Он вел автомобиль, продолжая насвистывать свою чертову мелодию. Когда они добрались до Каса Барко и Джордж заглушил мотор, Фрэнсис вылезла из машины следом за ним. Не дожидаясь приглашения, она вошла в дом, там было темно и холодно, и Джордж, автоматически передвигая ноги, пошел за выпивкой, потому что понимал, что без бренди сейчас умрет или бросится на кровать и зарыдает, только — будь он проклят — этого нельзя допустить, пока Фрэнсис тут.

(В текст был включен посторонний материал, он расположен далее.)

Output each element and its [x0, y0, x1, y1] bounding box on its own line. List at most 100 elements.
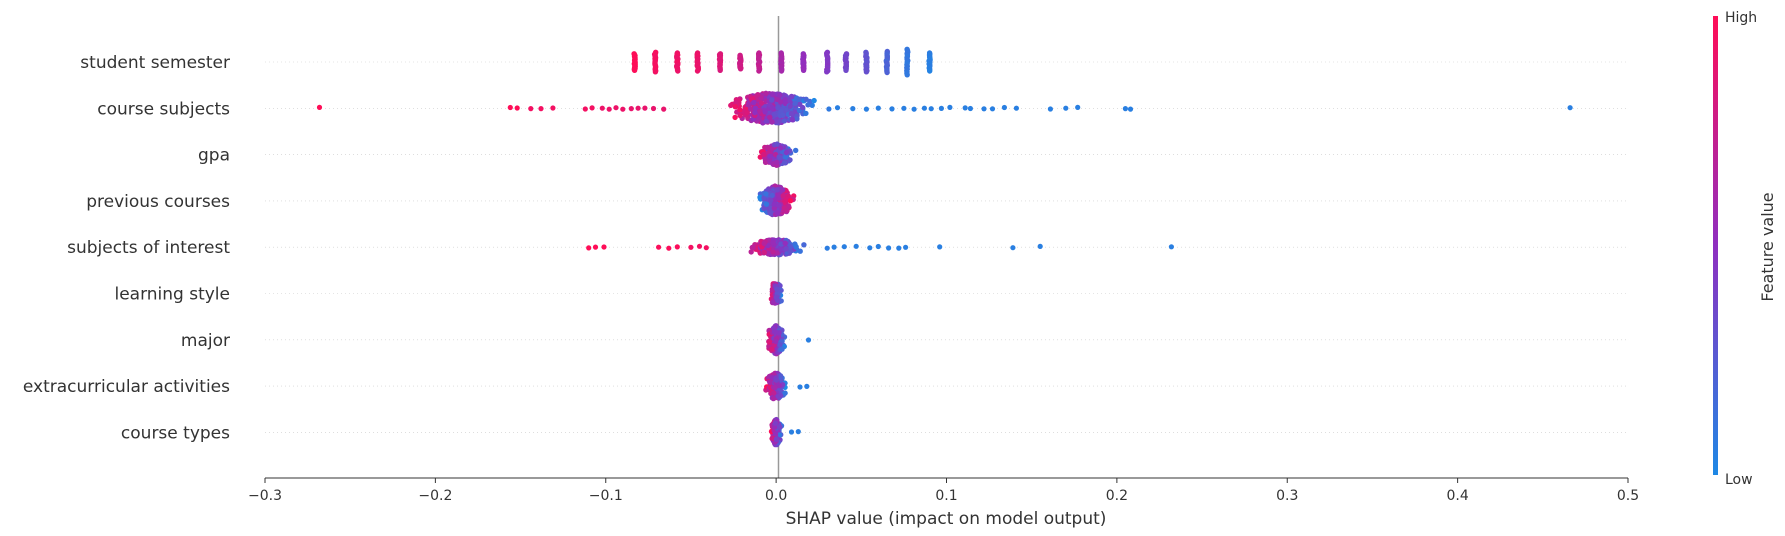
- shap-point: [538, 106, 544, 112]
- shap-point: [989, 106, 996, 112]
- shap-point: [777, 373, 784, 379]
- shap-point: [771, 201, 778, 207]
- shap-point: [694, 68, 701, 74]
- shap-point: [1122, 106, 1128, 112]
- shap-point: [795, 429, 801, 435]
- shap-point: [784, 207, 790, 214]
- shap-point: [628, 106, 634, 112]
- feature-label: course types: [121, 423, 230, 443]
- shap-point: [774, 187, 780, 193]
- x-tick-label: 0.3: [1276, 488, 1298, 504]
- shap-point: [901, 105, 907, 111]
- shap-point: [776, 192, 782, 198]
- shap-point: [927, 68, 933, 74]
- shap-point: [824, 245, 830, 251]
- shap-point: [774, 210, 780, 216]
- shap-point: [773, 338, 779, 345]
- shap-point: [1075, 104, 1081, 110]
- x-tick-label: −0.1: [589, 488, 623, 504]
- shap-point: [606, 106, 612, 112]
- shap-point: [717, 67, 723, 74]
- shap-point: [761, 195, 767, 201]
- shap-point: [796, 96, 802, 103]
- feature-label: previous courses: [86, 192, 230, 212]
- feature-label: extracurricular activities: [23, 377, 230, 397]
- shap-point: [748, 249, 754, 255]
- shap-point: [921, 105, 928, 111]
- shap-point: [834, 105, 841, 111]
- shap-point: [766, 339, 772, 345]
- shap-point: [787, 244, 793, 250]
- shap-point: [781, 118, 788, 124]
- shap-point: [589, 105, 595, 111]
- shap-point: [751, 244, 757, 250]
- shap-point: [853, 243, 859, 249]
- shap-point: [772, 431, 779, 437]
- shap-point: [599, 105, 605, 111]
- shap-point: [767, 210, 774, 216]
- shap-point: [811, 97, 817, 104]
- shap-point: [787, 157, 793, 163]
- shap-point: [732, 114, 738, 121]
- feature-label: subjects of interest: [67, 238, 230, 258]
- x-tick-label: 0.0: [765, 488, 787, 504]
- shap-point: [841, 244, 847, 250]
- shap-point: [769, 104, 775, 111]
- feature-label: course subjects: [97, 99, 230, 119]
- shap-point: [800, 67, 807, 74]
- shap-point: [757, 194, 763, 200]
- shap-point: [1127, 106, 1134, 112]
- shap-point: [801, 242, 807, 248]
- shap-point: [777, 283, 783, 289]
- shap-point: [1037, 243, 1043, 249]
- shap-point: [774, 286, 780, 292]
- shap-point: [1001, 104, 1008, 111]
- x-axis-title: SHAP value (impact on model output): [786, 509, 1107, 529]
- shap-point: [507, 104, 513, 111]
- shap-point: [805, 337, 812, 343]
- shap-point: [778, 145, 784, 151]
- shap-point: [514, 105, 520, 111]
- shap-point: [763, 201, 770, 207]
- shap-point: [805, 102, 811, 108]
- shap-point: [962, 105, 968, 111]
- shap-point: [797, 101, 803, 108]
- colorbar: High Low Feature value: [1713, 10, 1777, 488]
- row-guides: [265, 61, 1628, 433]
- shap-point: [773, 294, 780, 300]
- shap-point: [776, 202, 782, 209]
- shap-point: [782, 97, 788, 103]
- shap-point: [863, 106, 870, 112]
- shap-point: [1047, 106, 1053, 112]
- shap-point: [793, 147, 799, 154]
- shap-point: [776, 154, 782, 160]
- shap-point: [773, 436, 780, 442]
- shap-point: [884, 69, 890, 76]
- shap-point: [737, 107, 743, 113]
- shap-point: [770, 240, 776, 246]
- shap-point: [769, 119, 775, 125]
- shap-point: [635, 105, 641, 111]
- shap-point: [777, 432, 783, 438]
- shap-point: [771, 390, 777, 396]
- shap-point: [850, 106, 856, 112]
- shap-point: [747, 106, 754, 112]
- shap-point: [728, 102, 734, 109]
- shap-point: [775, 393, 781, 400]
- shap-point: [779, 187, 786, 193]
- shap-point: [688, 244, 694, 250]
- shap-point: [1063, 105, 1069, 111]
- shap-point: [703, 245, 709, 251]
- shap-point: [787, 198, 794, 204]
- shap-point: [755, 92, 761, 98]
- shap-point: [650, 105, 657, 112]
- shap-point: [809, 102, 815, 109]
- shap-point: [937, 244, 943, 250]
- shap-point: [696, 243, 703, 249]
- shap-point: [767, 379, 773, 385]
- shap-point: [778, 241, 784, 247]
- shap-point: [783, 246, 789, 252]
- shap-point: [1168, 244, 1174, 250]
- shap-point: [770, 249, 776, 255]
- shap-point: [770, 91, 776, 98]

Она же, чувствуя себя совершенно как дома, плюхнулась на его диван, водрузив ноги на подлокотник и подложив под кудрявую голову небесно-голубую подушку. Еле держась на ногах, Джордж наливал напитки: он уронил на пол лед и льдинки разлетелись во все стороны, а Фрэнсис сказала:

— Сколько можно свистеть одно и то же! Ты не знаешь никакой другой мелодии?

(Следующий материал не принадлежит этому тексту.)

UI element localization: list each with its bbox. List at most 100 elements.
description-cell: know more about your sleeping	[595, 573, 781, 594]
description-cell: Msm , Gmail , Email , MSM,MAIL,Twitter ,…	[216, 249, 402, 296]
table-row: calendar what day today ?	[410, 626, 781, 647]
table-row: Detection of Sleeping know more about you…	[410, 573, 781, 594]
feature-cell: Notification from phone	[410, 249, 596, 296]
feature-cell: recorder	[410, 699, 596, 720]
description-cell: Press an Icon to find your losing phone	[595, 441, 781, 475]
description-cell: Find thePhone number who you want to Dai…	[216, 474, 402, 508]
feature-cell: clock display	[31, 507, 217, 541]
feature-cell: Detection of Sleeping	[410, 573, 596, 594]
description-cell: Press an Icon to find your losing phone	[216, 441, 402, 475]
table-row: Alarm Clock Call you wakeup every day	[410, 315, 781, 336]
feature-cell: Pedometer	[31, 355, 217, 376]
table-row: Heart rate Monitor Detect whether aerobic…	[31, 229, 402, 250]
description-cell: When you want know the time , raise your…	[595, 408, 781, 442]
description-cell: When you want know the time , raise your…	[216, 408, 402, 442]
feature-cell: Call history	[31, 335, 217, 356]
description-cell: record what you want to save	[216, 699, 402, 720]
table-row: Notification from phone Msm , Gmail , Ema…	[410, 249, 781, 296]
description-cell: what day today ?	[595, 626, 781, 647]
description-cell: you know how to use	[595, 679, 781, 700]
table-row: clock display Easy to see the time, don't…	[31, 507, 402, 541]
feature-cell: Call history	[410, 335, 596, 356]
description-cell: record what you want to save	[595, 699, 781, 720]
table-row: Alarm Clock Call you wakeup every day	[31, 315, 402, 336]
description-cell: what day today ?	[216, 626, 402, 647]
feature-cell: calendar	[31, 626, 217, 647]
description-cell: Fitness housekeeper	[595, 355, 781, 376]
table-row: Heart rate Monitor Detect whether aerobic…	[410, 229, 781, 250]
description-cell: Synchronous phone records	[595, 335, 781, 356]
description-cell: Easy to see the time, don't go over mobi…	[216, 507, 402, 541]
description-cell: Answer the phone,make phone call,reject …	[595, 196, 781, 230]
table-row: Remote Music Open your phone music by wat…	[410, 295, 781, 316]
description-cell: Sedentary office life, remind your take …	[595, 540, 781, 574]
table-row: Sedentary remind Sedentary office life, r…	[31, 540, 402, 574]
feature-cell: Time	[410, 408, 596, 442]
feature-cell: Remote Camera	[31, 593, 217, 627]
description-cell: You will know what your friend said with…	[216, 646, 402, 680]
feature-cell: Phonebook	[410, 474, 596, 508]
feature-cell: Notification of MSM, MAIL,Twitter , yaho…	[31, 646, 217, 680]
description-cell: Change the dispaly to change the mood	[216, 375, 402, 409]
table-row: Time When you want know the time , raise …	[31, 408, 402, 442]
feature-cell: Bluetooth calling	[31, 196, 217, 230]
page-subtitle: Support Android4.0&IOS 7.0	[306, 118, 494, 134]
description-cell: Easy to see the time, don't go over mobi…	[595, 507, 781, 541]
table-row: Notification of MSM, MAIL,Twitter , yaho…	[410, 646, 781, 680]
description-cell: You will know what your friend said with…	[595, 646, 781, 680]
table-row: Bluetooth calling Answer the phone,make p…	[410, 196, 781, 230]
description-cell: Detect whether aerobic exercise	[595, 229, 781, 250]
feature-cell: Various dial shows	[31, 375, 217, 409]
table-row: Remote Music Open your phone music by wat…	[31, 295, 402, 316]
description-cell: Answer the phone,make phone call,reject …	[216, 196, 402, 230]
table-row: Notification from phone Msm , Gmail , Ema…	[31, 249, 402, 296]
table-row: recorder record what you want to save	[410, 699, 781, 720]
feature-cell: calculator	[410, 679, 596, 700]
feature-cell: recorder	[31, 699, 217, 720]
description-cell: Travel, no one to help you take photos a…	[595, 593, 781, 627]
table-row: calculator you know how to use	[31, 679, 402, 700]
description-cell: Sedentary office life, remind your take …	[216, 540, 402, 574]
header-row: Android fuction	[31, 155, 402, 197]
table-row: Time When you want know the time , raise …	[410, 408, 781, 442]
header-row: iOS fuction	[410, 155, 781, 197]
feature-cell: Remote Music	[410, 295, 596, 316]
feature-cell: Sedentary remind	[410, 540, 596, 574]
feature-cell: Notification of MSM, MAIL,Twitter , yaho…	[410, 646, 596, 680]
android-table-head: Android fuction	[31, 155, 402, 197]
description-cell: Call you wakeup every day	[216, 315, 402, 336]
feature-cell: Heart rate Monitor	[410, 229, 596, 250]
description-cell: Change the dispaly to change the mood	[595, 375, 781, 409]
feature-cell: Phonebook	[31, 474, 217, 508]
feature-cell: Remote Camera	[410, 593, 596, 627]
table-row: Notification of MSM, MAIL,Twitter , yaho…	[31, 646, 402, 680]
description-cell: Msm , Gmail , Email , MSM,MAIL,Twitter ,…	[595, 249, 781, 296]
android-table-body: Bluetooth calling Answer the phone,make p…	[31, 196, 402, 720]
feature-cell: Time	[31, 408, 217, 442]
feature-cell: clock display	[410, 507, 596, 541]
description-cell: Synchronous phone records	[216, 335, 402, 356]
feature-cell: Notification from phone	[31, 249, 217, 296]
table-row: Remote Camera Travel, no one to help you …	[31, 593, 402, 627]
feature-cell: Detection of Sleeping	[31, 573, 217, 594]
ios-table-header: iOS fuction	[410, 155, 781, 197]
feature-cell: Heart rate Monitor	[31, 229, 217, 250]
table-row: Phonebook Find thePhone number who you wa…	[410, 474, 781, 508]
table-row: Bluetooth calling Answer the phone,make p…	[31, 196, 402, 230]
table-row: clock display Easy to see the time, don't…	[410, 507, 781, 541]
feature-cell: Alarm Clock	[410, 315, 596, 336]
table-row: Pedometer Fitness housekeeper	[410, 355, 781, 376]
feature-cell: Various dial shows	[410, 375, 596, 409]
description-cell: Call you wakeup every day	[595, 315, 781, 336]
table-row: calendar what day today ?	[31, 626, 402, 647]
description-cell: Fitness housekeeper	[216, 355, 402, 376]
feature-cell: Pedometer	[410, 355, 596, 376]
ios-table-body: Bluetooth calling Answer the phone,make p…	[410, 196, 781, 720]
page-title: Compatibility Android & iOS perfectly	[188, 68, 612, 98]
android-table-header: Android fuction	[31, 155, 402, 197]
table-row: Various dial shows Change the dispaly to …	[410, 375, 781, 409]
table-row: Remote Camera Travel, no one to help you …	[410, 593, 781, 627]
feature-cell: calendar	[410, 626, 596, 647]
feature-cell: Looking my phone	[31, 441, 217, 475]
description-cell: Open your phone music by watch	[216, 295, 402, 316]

— Я и эту-то толком не знаю.

— В любом случае, прекрати.

Голова у него раскалывалась, лед таял на полу, растекаясь лужами, а он не мог найти, чем вытереть воду. Кое-как он поднял стаканы и понес их туда, где разлеглась Фрэнсис. Он протянул ей стакан, и она взяла его, не сводя глаз с его лица, а он уселся на край очага, сжимая свой между ладонями.

Безмятежным тоном Фрэнсис произнесла:

— Похоже, что ты, дорогуша, на меня злишься.

— Злюсь?

— Это же очевидно.

— И почему?

— Потому что я избавилась от твоей маленькой подружки. И еще потому, что в глубине души ты знаешь, что должен был сделать это сам. И немедленно.

— Без денег я не мог купить ей билет.

— Это, уж прости мою прямоту, самое слабое оправдание, какое ты только мог придумать.

Джордж, опустив глаза, смотрел на свое бренди.

— Да, — выговорил он, наконец. — Наверное, так и есть.

Мелодия продолжала навязчиво крутиться у него в голове. Помолчав мгновение, Фрэнсис сказала:

— Когда ты отправился переговорить с Пепе, а твоя девчонка готовилась к отъезду, я немного покопалась у тебя на столе. Похоже, твое писание что-то застопорилось.

— Так и есть. Я не написал ни строчки.

— Ты ответил дражайшему мистеру Рутленду?

— Нет. Не ответил. Зато, — ехидно заметил он, — я проконсультировался со специалистом и тот сказал, что у меня творческий кризис.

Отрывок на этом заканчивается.